On Flat Baroque and Berserk and Stormcock, Harper was in peak form, so there’s a drastic faling off when one turns to 1985’s Jugula. Billed on the cover as “An Ordinary Man Writing Songs for Ordinary People”, Harper is still recognizably the same artist, but he’s hampered by horrific 1980s production that turns his guitar work into rubber-band plucking and implements the bane of all recorded music, the chorus pedal. The Jimmy Page of 1985 is hardly the Page of 1971, as anyone who has heard the Firm can tell you, and he doesn’t solo so much as supply sound effects here. And Harper’s lyrics, while not as cryptic, are not nearly as visionary. In fact, they come across like mundane, peevish prose—in “Nineteen Forty-Eightish” he complains that “A million tons of shit come through my door each day up to my dick”, and in “Advertisement” he repeats the stirring refrain “I’m really stoned, I’m really stoned / Permanently out of my bone”. These distractions and embarrassments make it significantly harder for listeners to devote the energy required to get inside the music, which is as impassioned as the rest of Harper’s work.
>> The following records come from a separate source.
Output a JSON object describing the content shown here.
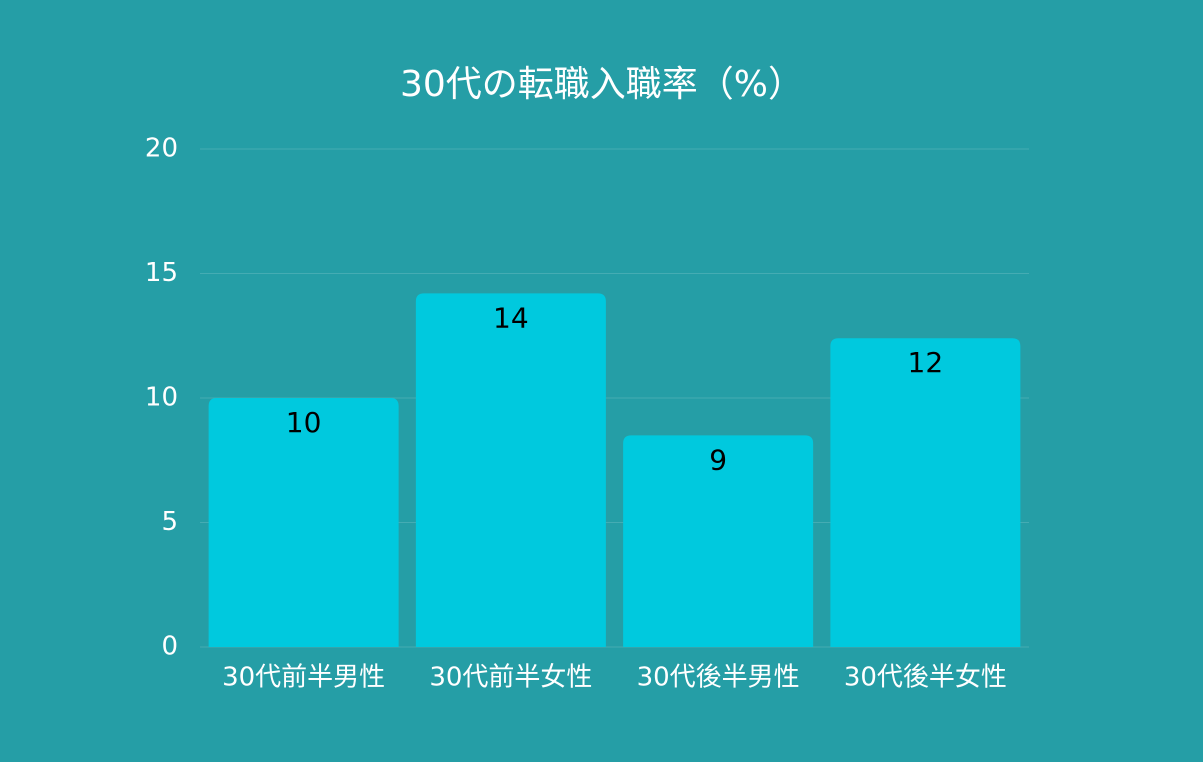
{
  "chart_data": {
    "type": "bar",
    "title": "30代の転職入職率（%）",
    "categories": [
      "30代前半男性",
      "30代前半女性",
      "30代後半男性",
      "30代後半女性"
    ],
    "values": [
      10,
      14.2,
      8.5,
      12.4
    ],
    "value_labels": [
      "10",
      "14",
      "9",
      "12"
    ],
    "color": "#00c9de",
    "ylim": [
      0,
      20
    ],
    "yticks": [
      0,
      5,
      10,
      15,
      20
    ],
    "grid": true
  }
}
If anything, Harper is more apocalyptic on Jugula, which is full of nightmarish images of condemned prisoners, the Holocaust, predation, and desperate love spanning the ages. A devoted Harperite could ignore the dated production touches and integrate the songs with his full body of work, but neophytes may as well stay clear and start with the superlative Stormcock. There’s enough there to keep them occupied for a while.